By Michael Kolawole
Danaking’s renditions of Elvis Presley’s “Can’t Help Falling in Love” and Enrique Iglesias’ “Hero” are static but impressive.
Caught off guard by TJ Mark, Danaking inadvertently performs a song in front of a store in the busy street of Buchanan. With his phone connected to a part of the microphone stand, Danaking performs Elvis Presley’s “Can’t Help Falling in Love”.
Singing calmly, he serenades passersby with his dulcet voice. “Wise men say, only fools rush in / but I can’t help falling in love with you,” Danaking croons with his hands deeply inserted in his trousers pockets.
As he glances at his phone to read the lyrics, the video slightly jumps to the chorus. Like a river flows,” he sings in the chorus, “Surely to the sea / Darling, so it goes / Some things, you know, are meant to be.” He continues singing, asking his lover to not only take his hands but his whole heart, because he can’t help falling in love with her.
Though intriguing, Danaking’s stationary position during the rendition of “Can’t Help Falling in Love” makes the performance drab. Even when he tries to elevate it with his vocal phrasing, the piece still doesn’t pick up as expected.
The busking performance unfolds with a quiet modesty, and its spontaneity becomes its charms and limitations. What should feel like a shared public moment between the singer and the street instead settles into something closer to a private rehearsal performed outdoors.
Danaking’s voice carries the warmth and the sincerity of the song he is rendering, but his body remains still, and the street, normally a collaborator in such a show, is strangely absent from the performance. Perfunctory gestures and the reluctance to engage with the surrounding street life keep the performance from blooming into the lively spectacle that busking often demands.
Danaking is fascinated by songs written deeply from the soul. “Sometimes I wish we could all go back to when songs were written from the heart,” Danaking wrote in the caption for his rendition video of Enrique Iglesias’ classic song, “Hero”.

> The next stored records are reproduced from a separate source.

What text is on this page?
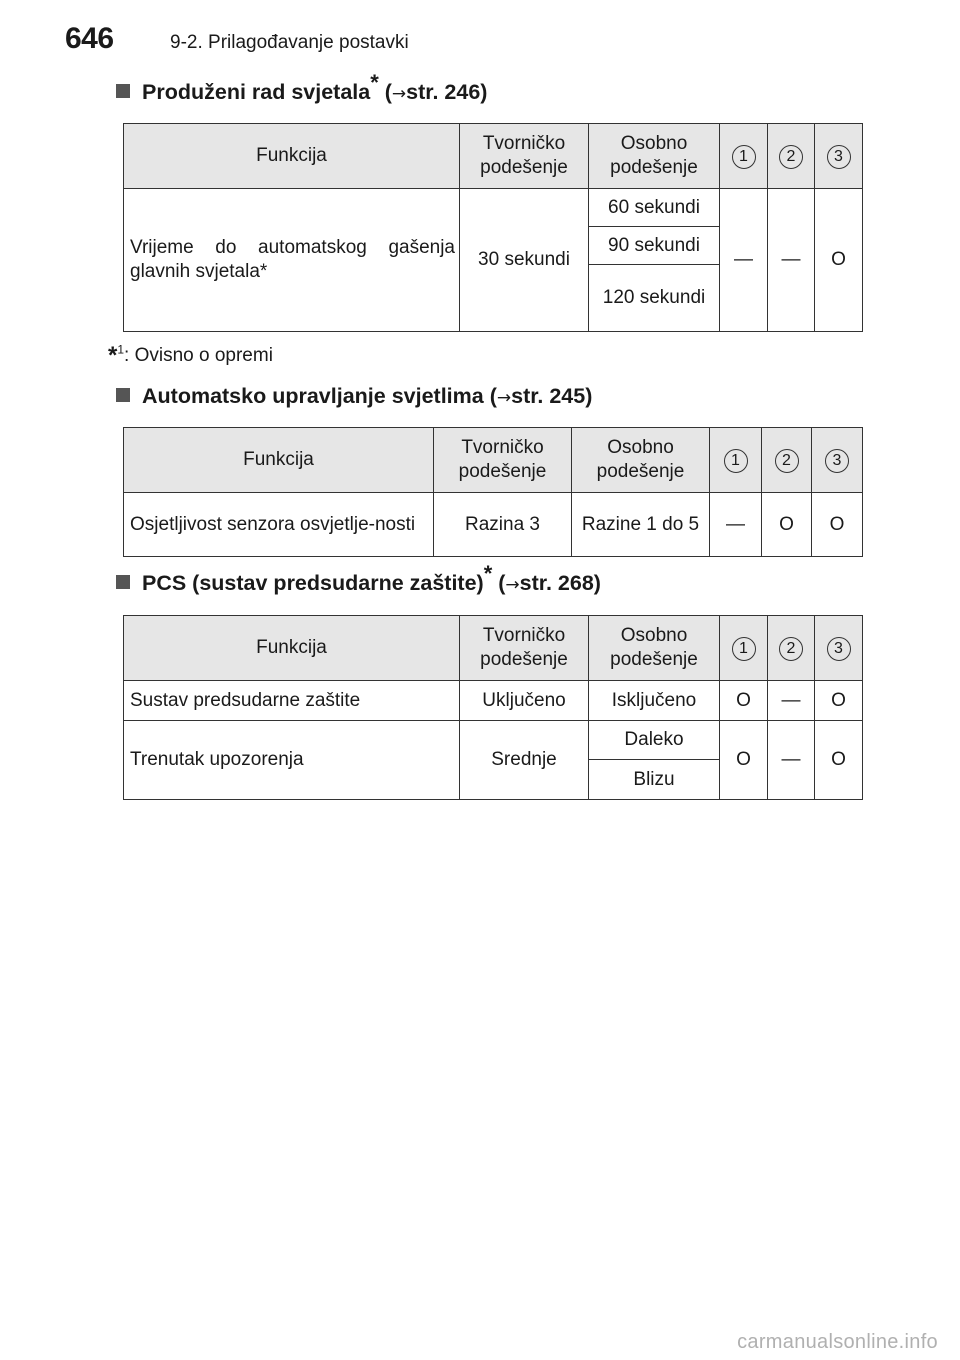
646	9-2. Prilagođavanje postavki
Produženi rad svjetala* (→str. 246)
Funkcija	Tvorničko podešenje	Osobno podešenje	1	2	3
Vrijeme do automatskog gašenja glavnih svjetala*	30 sekundi	60 sekundi	—	—	O
		90 sekundi			
		120 sekundi			
*$^1$: Ovisno o opremi
Automatsko upravljanje svjetlima (→str. 245)
Funkcija	Tvorničko podešenje	Osobno podešenje	1	2	3
Osjetljivost senzora osvjetlje-nosti	Razina 3	Razine 1 do 5	—	O	O
PCS (sustav predsudarne zaštite)* (→str. 268)
Funkcija	Tvorničko podešenje	Osobno podešenje	1	2	3
Sustav predsudarne zaštite	Uključeno	Isključeno	O	—	O
Trenutak upozorenja	Srednje	Daleko	O	—	O
		Blizu			
carmanualsonline.info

Sitting on a sofa in a living room, with a microphone stand in front of him, he renders a version of the hypothetical and reassuring questions of love asked in the song’s opening verse. With the camera focusing solely on Danaking, he asks if his lover would dance if he asks her to dance. Or if she would run and never look back. Would she cry if she saw him crying and would she save his soul tonight?
Like the original song’s character, Danaking doesn’t just want the assurance of love from his partner; he is also willing to commit himself and promises to be her hero and kiss away her pain.

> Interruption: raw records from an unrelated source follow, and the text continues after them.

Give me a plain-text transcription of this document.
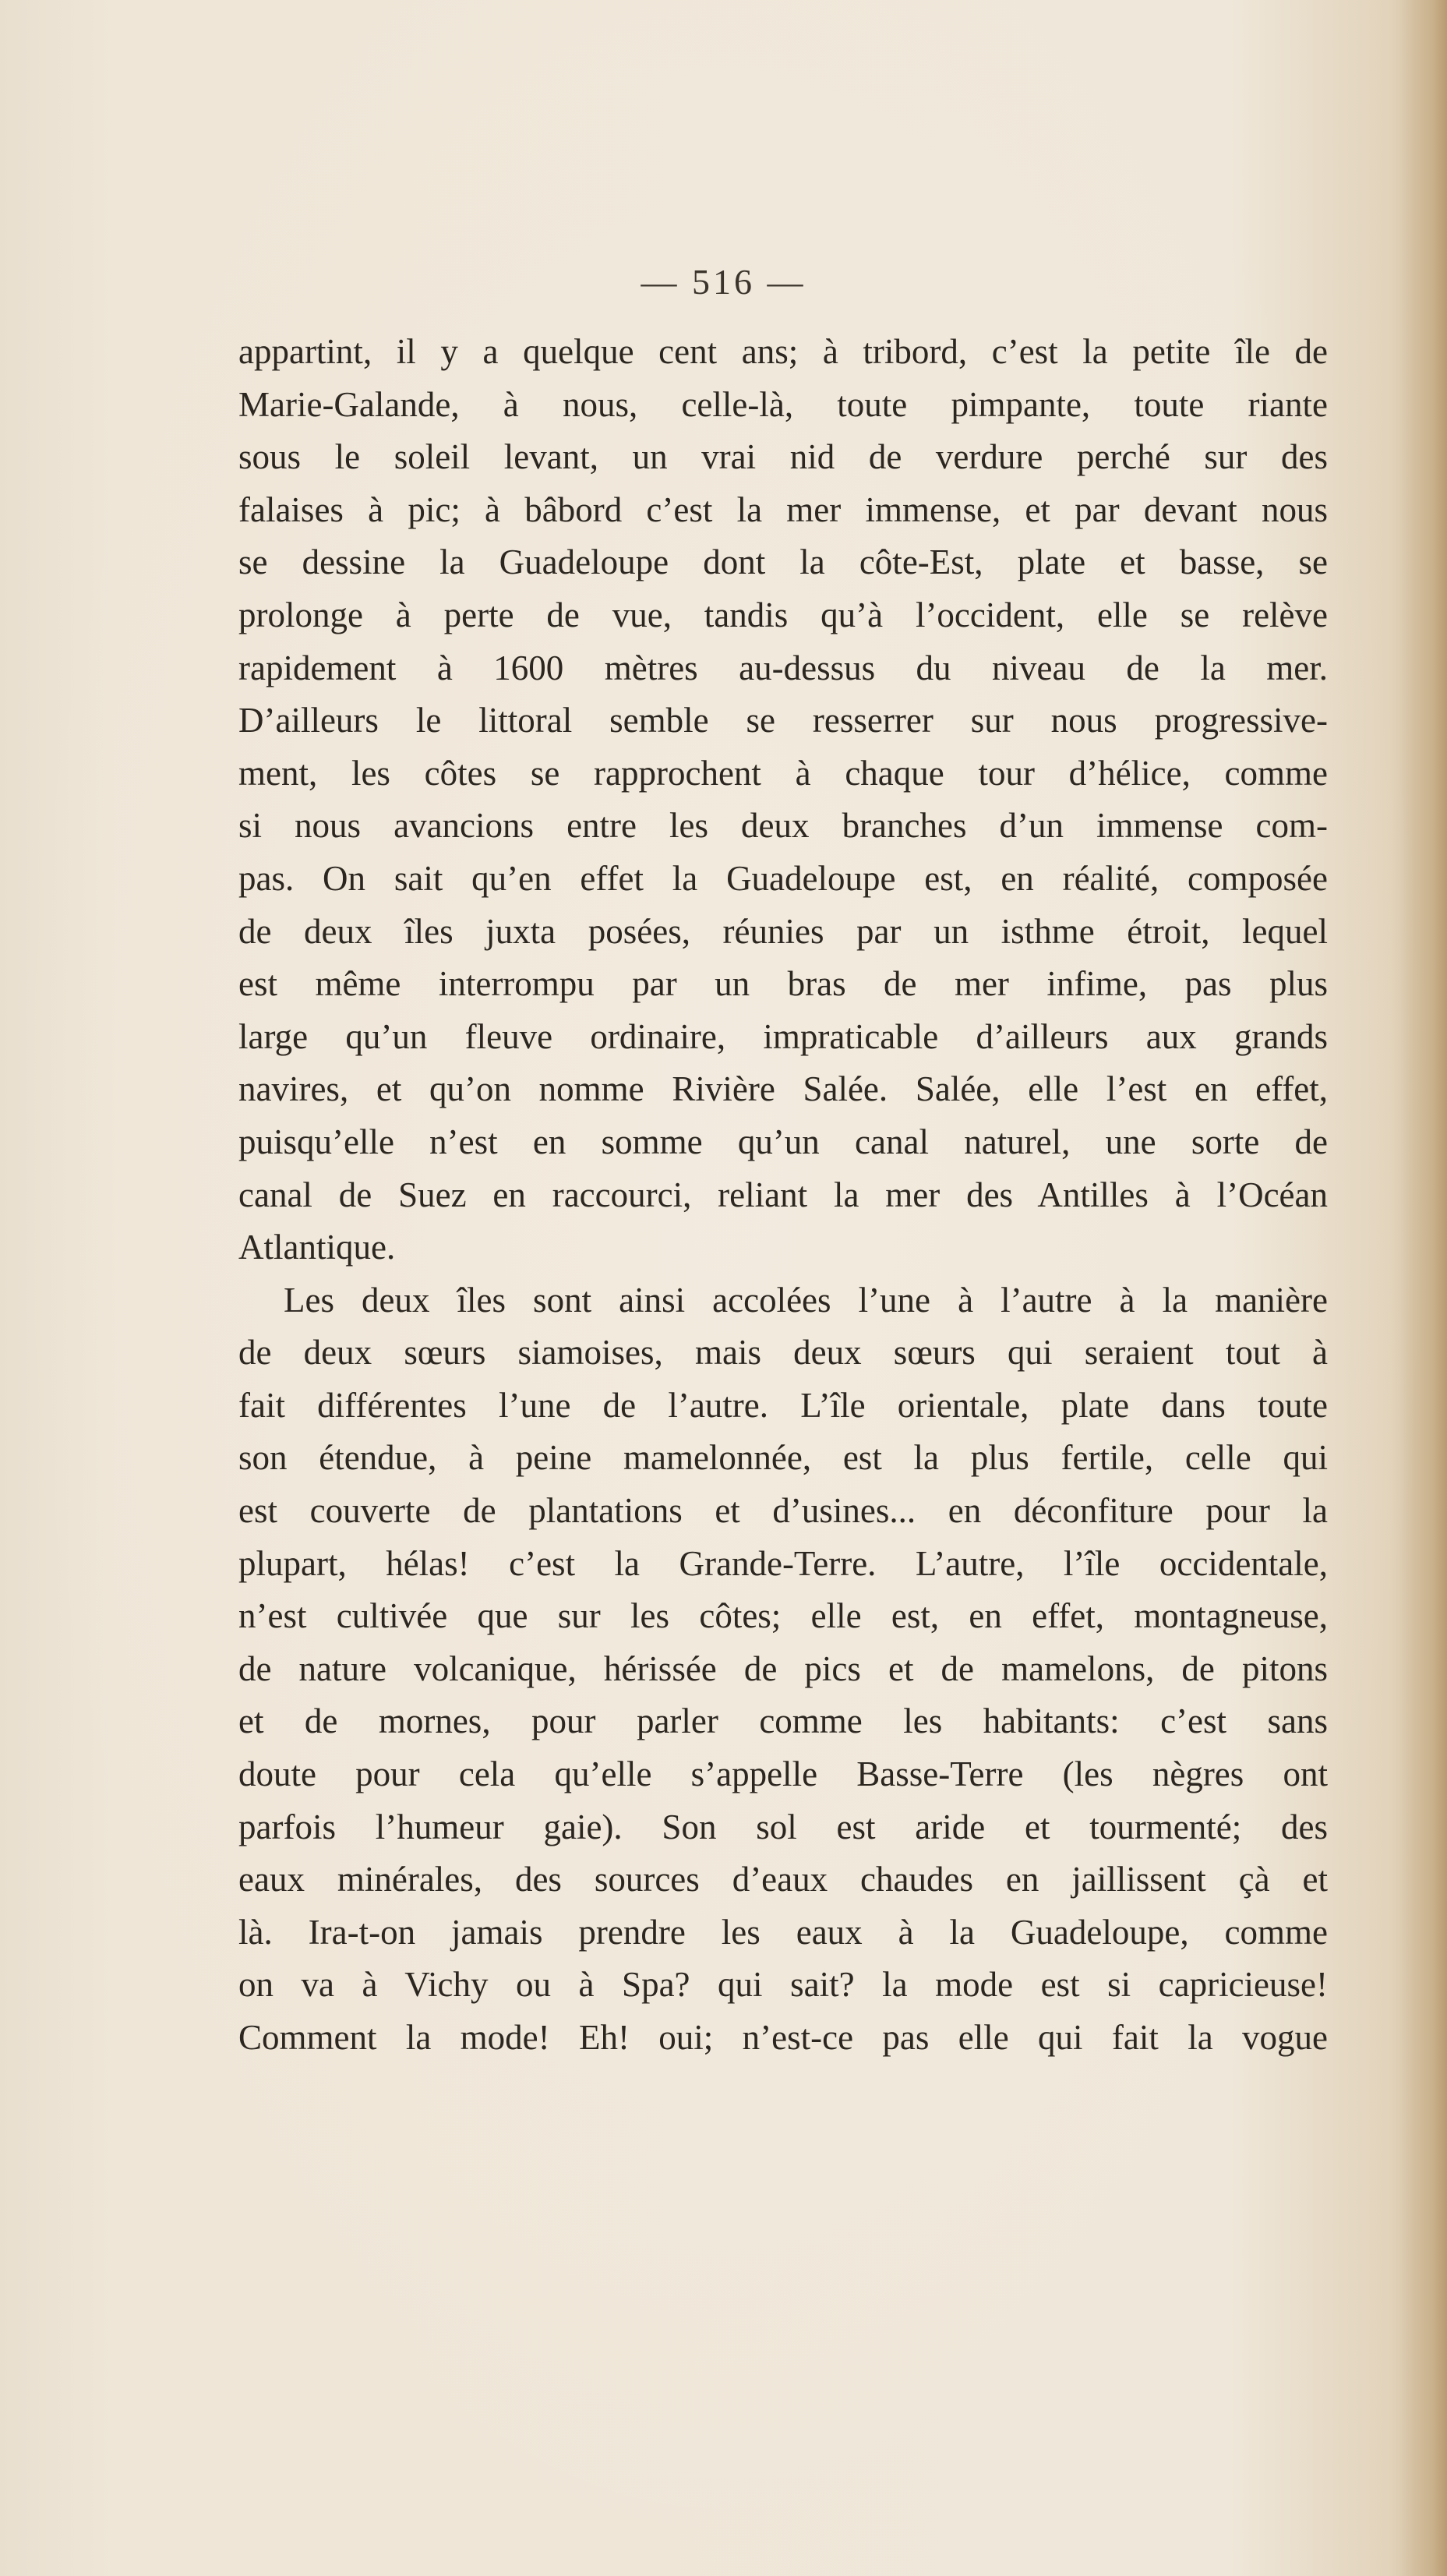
— 516 —
appartint, il y a quelque cent ans; à tribord, c’est la petite île de
Marie-Galande, à nous, celle-là, toute pimpante, toute riante
sous le soleil levant, un vrai nid de verdure perché sur des
falaises à pic; à bâbord c’est la mer immense, et par devant nous
se dessine la Guadeloupe dont la côte-Est, plate et basse, se
prolonge à perte de vue, tandis qu’à l’occident, elle se relève
rapidement à 1600 mètres au-dessus du niveau de la mer.
D’ailleurs le littoral semble se resserrer sur nous progressive-
ment, les côtes se rapprochent à chaque tour d’hélice, comme
si nous avancions entre les deux branches d’un immense com-
pas. On sait qu’en effet la Guadeloupe est, en réalité, composée
de deux îles juxta posées, réunies par un isthme étroit, lequel
est même interrompu par un bras de mer infime, pas plus
large qu’un fleuve ordinaire, impraticable d’ailleurs aux grands
navires, et qu’on nomme Rivière Salée. Salée, elle l’est en effet,
puisqu’elle n’est en somme qu’un canal naturel, une sorte de
canal de Suez en raccourci, reliant la mer des Antilles à l’Océan
Atlantique.
Les deux îles sont ainsi accolées l’une à l’autre à la manière
de deux sœurs siamoises, mais deux sœurs qui seraient tout à
fait différentes l’une de l’autre. L’île orientale, plate dans toute
son étendue, à peine mamelonnée, est la plus fertile, celle qui
est couverte de plantations et d’usines... en déconfiture pour la
plupart, hélas! c’est la Grande-Terre. L’autre, l’île occidentale,
n’est cultivée que sur les côtes; elle est, en effet, montagneuse,
de nature volcanique, hérissée de pics et de mamelons, de pitons
et de mornes, pour parler comme les habitants: c’est sans
doute pour cela qu’elle s’appelle Basse-Terre (les nègres ont
parfois l’humeur gaie). Son sol est aride et tourmenté; des
eaux minérales, des sources d’eaux chaudes en jaillissent çà et
là. Ira-t-on jamais prendre les eaux à la Guadeloupe, comme
on va à Vichy ou à Spa? qui sait? la mode est si capricieuse!
Comment la mode! Eh! oui; n’est-ce pas elle qui fait la vogue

Danaking’s interpretation of “Hero” isn’t as static as that of his “Can’t Help Falling in Love”. He gesticulates as he sings, subtly interpreting the lyrics. His vocal phrasing, however, slightly tilted towards Afrobeats. The slight Afrobeats inflection gives the song a new, distinct outlook, but shifts its emotional integrity.
Like the restrained outdoors performance of “Can’t Help Falling in Love”, the living room setting and fixed camera create visual monotony. It contained the emotional crescendo that the song demands, leaving the rendition hovering between heartfelt homage and restrained rehearsal.
However, the performance benefits from Danaking’s attentiveness to expression. Understanding that a little interpretation might be needed for clarity, he uses his eyes and measured hand gestures to translate the song’s devotion into visible feelings.
Danaking’s calm delivery of the songs preserves their tenderness. Despite their restrained presentations, the sincerity in his tone keeps the songs from falling into a mere imitation. Nonetheless, the unplugged performances reveal that Danaking has a voice capable of expressing heartfelt emotions even when caught unaware and the stage offers little or no assistance.